Infutor Breach: Largest Consumer Data Exposure of 2026
On March 8, 2026, a threat actor known as Spirigatito posted claims on BreachForums alleging a massive dataset from Infutor.com had been leaked. The breach reportedly affects 676,798,866 unique American citizen records, making it potentially the largest consumer identity exposure in history. SOCRadar discovered the misconfigured Elasticsearch database on March 3, 2026, exposed to the public internet without authentication, containing 91.7 gigabytes of data.

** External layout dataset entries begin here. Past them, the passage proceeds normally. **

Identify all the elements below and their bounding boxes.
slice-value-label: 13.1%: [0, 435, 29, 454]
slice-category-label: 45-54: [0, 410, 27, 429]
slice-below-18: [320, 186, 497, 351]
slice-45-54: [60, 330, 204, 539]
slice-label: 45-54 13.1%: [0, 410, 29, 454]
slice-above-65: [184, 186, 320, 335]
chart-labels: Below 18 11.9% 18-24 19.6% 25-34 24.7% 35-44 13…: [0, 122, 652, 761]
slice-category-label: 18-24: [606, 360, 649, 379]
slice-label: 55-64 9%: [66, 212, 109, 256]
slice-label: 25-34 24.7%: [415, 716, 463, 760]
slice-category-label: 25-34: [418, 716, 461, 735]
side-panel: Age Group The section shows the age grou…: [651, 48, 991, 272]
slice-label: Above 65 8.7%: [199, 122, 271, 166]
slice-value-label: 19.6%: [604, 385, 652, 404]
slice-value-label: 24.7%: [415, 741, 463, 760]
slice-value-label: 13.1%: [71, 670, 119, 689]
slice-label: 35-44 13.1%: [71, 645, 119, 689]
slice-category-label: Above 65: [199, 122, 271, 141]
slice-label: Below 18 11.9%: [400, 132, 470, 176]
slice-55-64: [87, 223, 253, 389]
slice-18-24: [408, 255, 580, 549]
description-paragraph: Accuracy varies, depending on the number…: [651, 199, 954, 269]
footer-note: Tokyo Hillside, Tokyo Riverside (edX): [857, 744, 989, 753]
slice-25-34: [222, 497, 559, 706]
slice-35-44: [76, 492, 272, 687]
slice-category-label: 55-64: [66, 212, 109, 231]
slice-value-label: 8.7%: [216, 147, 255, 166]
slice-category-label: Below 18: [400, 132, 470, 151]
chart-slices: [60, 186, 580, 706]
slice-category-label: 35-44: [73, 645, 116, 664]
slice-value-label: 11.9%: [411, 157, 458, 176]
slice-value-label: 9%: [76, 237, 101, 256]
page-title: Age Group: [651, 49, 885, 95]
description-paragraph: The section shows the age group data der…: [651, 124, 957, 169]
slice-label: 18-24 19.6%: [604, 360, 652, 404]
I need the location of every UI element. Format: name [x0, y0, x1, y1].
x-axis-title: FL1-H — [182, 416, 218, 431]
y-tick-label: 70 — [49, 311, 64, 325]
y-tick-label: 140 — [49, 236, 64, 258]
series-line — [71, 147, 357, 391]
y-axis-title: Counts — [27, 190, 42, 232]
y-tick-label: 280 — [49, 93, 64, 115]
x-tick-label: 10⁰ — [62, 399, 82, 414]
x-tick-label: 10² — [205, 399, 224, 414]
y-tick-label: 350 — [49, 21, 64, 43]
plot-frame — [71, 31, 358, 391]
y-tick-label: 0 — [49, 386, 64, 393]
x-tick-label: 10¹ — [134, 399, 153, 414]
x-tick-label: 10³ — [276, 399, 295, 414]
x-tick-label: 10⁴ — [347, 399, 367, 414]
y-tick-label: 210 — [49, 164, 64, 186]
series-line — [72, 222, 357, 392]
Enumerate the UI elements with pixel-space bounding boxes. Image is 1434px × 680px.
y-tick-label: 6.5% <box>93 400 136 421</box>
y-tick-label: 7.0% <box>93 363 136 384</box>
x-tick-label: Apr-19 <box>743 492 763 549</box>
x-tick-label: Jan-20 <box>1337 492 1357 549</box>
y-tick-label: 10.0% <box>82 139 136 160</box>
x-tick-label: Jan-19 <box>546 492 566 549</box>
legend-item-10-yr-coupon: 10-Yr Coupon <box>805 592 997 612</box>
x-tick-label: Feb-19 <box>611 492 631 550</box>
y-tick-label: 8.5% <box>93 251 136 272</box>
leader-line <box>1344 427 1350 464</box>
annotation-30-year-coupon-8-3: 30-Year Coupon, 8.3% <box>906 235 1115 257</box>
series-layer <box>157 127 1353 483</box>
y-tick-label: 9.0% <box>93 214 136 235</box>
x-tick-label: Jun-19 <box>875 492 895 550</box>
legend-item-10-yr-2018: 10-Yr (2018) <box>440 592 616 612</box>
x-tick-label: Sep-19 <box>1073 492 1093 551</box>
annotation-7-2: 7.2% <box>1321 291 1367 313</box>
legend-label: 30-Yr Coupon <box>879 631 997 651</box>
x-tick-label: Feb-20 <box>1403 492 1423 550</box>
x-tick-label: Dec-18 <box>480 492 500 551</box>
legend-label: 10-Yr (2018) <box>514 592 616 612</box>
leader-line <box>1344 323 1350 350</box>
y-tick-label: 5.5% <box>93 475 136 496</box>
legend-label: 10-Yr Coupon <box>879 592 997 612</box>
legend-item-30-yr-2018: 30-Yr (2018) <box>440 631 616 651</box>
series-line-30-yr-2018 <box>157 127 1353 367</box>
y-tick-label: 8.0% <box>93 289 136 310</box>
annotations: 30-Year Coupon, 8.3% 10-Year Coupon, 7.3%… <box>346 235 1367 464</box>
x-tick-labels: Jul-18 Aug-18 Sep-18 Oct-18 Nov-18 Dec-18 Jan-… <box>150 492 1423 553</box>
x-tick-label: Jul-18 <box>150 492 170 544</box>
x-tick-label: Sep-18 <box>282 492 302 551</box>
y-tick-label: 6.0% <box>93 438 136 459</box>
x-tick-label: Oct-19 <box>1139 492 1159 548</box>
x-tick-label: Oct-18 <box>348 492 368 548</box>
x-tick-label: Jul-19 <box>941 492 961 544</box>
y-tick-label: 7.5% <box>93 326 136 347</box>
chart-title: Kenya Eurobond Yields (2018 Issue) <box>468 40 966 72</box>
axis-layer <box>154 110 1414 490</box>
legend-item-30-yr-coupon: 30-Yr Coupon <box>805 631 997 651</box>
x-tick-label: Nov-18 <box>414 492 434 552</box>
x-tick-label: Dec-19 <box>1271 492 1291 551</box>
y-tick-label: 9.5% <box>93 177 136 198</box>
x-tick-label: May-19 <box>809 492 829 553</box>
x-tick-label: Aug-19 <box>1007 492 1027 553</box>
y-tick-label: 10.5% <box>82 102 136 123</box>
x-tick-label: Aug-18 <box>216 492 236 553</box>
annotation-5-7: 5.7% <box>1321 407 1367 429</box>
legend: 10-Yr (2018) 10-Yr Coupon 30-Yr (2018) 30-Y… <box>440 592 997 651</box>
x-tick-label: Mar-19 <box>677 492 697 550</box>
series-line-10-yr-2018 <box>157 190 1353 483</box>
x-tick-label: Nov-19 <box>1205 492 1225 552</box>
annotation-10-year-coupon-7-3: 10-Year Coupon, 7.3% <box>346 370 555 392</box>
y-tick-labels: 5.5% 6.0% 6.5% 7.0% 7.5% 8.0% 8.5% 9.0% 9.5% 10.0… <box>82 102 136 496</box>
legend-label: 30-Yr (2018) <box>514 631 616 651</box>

Each record includes full names, complete Social Security numbers, dates of birth, address histories, and phone numbers. Complicating the situation, Infutor was acquired by Verisk Marketing Solutions in 2022, which was then acquired by ActiveProspect in January 2026, creating additional uncertainty around data ownership and breach response responsibilities.
FBI Systems Compromised
On February 17, 2026, the FBI flagged irregular network activity that led to its Digital Collection System Network, containing sensitive data related to court-authorized wiretaps, pen registers, and FISA warrants. The breach occurred through a vendor's internet service provider, bypassing direct FBI defenses entirely.
U.S. investigators suspect Chinese government-affiliated hackers are responsible for the breach, though it remains unclear whether this was the Salt Typhoon group or a different actor. The White House, DHS, and NSA have joined the investigation, indicating the severity of the incident.
| Organisation | Sector | Records | Type | Severity |
|---|---|---|---|---|
| Infutor | Data Analytics | 676.8M | Elasticsearch Misconfiguration | Critical |
| FBI | Law Enforcement | Classified | Supply Chain Attack | Critical |
| AkzoNobel | Manufacturing | 170K Files | Ransomware (Anubis) | High |
| Kaplan Inc | Education | 193K | Network Intrusion | High |
| Loblaw Companies | Retail | Unknown | Network Breach | Medium |
Additional High-Impact Incidents
AkzoNobel became victim of a ransomware attack by the Anubis group, compromising 170GB of data including confidential client agreements, passport details, and technical specifications. Kaplan Inc disclosed a breach affecting between October 30 and November 18, 2025, with 193,676 records exposed containing names, Social Security numbers, and driver's license numbers.
Nation-State Escalation
The Chinese government hacking group Salt Typhoon has previously broken into at least 200 U.S. companies, including telecommunications providers AT&T, Verizon, Lumen, Charter Communications, and Windstream. Chinese intelligence services have now potentially compromised wiretap infrastructure at both private telecoms and the FBI itself, systematically mapping who the U.S. government is watching.
In a positive development, law enforcement successfully shut down the LeakBase cybercrime forum, which had approximately 140,000 users and facilitated the distribution of stolen credentials since 2021.